One of the three hospice team members worked with the senior community to develop a GIP cluster bed program. This was an excellent development of a program element that greatly improved the community’s ability to reduce readmissions and create a new revenue stream.

This was accomplished by turning two beds at the end of a wing into palliative care suites. For patients in the community that met GIP criteria, they were cared for in one of these palliative care suites to treat and get their breakthrough pain or out of control symptoms under control. This helped make a discharge home more manageable.

Instead of going to the hospital, those patients discharged home who developed GIP related issues could be admitted to the palliative care suite for care. All appropriate care was handled by the team, and the facility was reimbursed $375 per day from the hospice for the use of the bed and facility’s services. The GIP level of care is allowed and encouraged by CMS. Ultimately this provided the community the ability to generate $260,000 in one year from the hospice providing GIP care, in addition to driving better outcomes.

Data Tracking

One of the final steps was data tracking. The senior community monitored the team members as well as physicians’ data and compliance through benchmarking.

This facility started to share the data with hospitals, which resulted in the facility becoming part of a hospital’s post-acute provider networks. This benefited all the members of the “team” and allowed the facility to customize their data, and actually provided more information than is often requested to help create a clear picture of the efforts and results.

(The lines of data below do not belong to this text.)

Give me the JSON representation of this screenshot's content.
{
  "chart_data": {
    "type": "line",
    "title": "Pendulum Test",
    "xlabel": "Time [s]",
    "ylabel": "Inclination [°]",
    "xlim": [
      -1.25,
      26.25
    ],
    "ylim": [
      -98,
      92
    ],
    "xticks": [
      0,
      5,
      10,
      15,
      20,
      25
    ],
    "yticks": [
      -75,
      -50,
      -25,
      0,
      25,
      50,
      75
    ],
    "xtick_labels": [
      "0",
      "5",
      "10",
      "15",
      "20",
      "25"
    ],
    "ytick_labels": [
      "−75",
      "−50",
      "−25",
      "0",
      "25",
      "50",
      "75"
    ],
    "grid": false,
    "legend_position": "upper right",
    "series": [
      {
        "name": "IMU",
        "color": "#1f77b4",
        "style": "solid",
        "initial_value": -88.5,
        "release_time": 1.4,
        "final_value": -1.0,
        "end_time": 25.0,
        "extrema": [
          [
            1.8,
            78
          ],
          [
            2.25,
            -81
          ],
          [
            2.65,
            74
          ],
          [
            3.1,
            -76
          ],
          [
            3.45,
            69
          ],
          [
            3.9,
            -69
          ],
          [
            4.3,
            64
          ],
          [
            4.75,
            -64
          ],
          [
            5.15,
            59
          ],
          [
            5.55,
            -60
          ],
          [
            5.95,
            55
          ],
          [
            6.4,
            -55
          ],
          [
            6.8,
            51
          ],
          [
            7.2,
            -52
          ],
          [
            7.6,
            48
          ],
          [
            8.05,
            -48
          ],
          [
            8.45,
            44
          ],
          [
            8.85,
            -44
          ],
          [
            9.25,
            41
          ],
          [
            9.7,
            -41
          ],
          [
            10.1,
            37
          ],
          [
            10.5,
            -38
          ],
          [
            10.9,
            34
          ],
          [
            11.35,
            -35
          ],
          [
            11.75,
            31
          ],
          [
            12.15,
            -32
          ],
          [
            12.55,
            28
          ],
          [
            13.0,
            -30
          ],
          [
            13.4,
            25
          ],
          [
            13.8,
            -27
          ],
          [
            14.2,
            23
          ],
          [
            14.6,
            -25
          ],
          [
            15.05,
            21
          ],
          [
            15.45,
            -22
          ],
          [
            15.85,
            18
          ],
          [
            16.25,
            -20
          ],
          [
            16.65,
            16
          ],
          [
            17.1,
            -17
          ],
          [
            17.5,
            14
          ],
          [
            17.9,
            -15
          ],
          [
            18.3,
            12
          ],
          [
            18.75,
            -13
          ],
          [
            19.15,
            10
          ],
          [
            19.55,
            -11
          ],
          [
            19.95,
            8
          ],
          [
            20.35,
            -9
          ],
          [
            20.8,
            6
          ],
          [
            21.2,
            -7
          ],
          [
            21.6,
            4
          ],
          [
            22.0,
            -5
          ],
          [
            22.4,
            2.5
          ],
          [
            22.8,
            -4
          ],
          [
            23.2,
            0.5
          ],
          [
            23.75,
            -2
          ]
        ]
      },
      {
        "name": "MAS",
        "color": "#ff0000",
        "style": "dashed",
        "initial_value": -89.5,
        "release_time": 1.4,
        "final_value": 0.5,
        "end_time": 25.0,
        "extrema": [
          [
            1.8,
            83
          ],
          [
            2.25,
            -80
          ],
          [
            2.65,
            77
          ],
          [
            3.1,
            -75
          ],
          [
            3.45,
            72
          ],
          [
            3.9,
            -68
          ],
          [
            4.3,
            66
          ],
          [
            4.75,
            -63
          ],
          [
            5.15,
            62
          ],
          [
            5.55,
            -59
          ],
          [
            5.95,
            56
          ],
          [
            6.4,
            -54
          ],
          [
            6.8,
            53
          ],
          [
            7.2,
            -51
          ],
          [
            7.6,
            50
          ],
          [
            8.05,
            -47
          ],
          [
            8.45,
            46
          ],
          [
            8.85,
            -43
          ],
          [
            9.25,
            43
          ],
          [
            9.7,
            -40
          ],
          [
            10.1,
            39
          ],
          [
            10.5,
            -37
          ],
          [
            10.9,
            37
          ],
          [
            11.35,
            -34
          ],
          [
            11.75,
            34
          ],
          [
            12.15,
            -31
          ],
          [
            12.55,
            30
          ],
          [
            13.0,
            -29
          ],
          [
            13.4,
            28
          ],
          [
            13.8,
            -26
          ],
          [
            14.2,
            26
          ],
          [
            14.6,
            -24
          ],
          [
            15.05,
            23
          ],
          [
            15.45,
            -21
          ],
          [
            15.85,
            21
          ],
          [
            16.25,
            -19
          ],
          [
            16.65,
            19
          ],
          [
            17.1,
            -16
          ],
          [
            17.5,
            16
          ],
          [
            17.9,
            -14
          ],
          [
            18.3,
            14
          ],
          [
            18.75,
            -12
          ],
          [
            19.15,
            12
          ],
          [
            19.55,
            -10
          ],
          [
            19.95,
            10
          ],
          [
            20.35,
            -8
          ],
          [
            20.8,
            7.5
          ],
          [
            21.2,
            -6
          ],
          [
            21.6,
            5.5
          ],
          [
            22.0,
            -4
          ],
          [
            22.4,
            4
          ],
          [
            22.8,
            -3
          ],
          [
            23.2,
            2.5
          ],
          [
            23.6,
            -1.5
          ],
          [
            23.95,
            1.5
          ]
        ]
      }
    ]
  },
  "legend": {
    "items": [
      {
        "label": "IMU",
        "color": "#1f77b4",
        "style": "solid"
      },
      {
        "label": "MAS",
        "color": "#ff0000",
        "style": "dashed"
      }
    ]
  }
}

The senior community took advantage of what the home care and hospice CMS conditions of participation allowed, and from that built its delivery model and service mix. The best example of this is how the senior community and the hospice company entered in a GIP contract, and then used that contract to develop a GIP cluster bed/ palliative care suite program.

The partnership with the personal care company was creatively used in a number of ways. One example is how a small office space was given to the three personal care companies that rotated its use, so that a caregiver was on the campus seven days a week, 10 hours per day. The personal care company paid for this staffing and, in part, the caregiver would provide a number of services such as helping with discharges home, assisting with transportation home (if needed), and providing three hours of “tuck-in” service at home. This safe discharge home program was paid for either by the family or the facility.

Though this is one study, the results provided prove that when applied correctly, a senior community can create longstanding and worthwhile partnerships with home care, personal care and hospice companies. The opportunities to work with not only these three types of organizations, but other community resources will help senior living communities be stronger and more financially viable companies.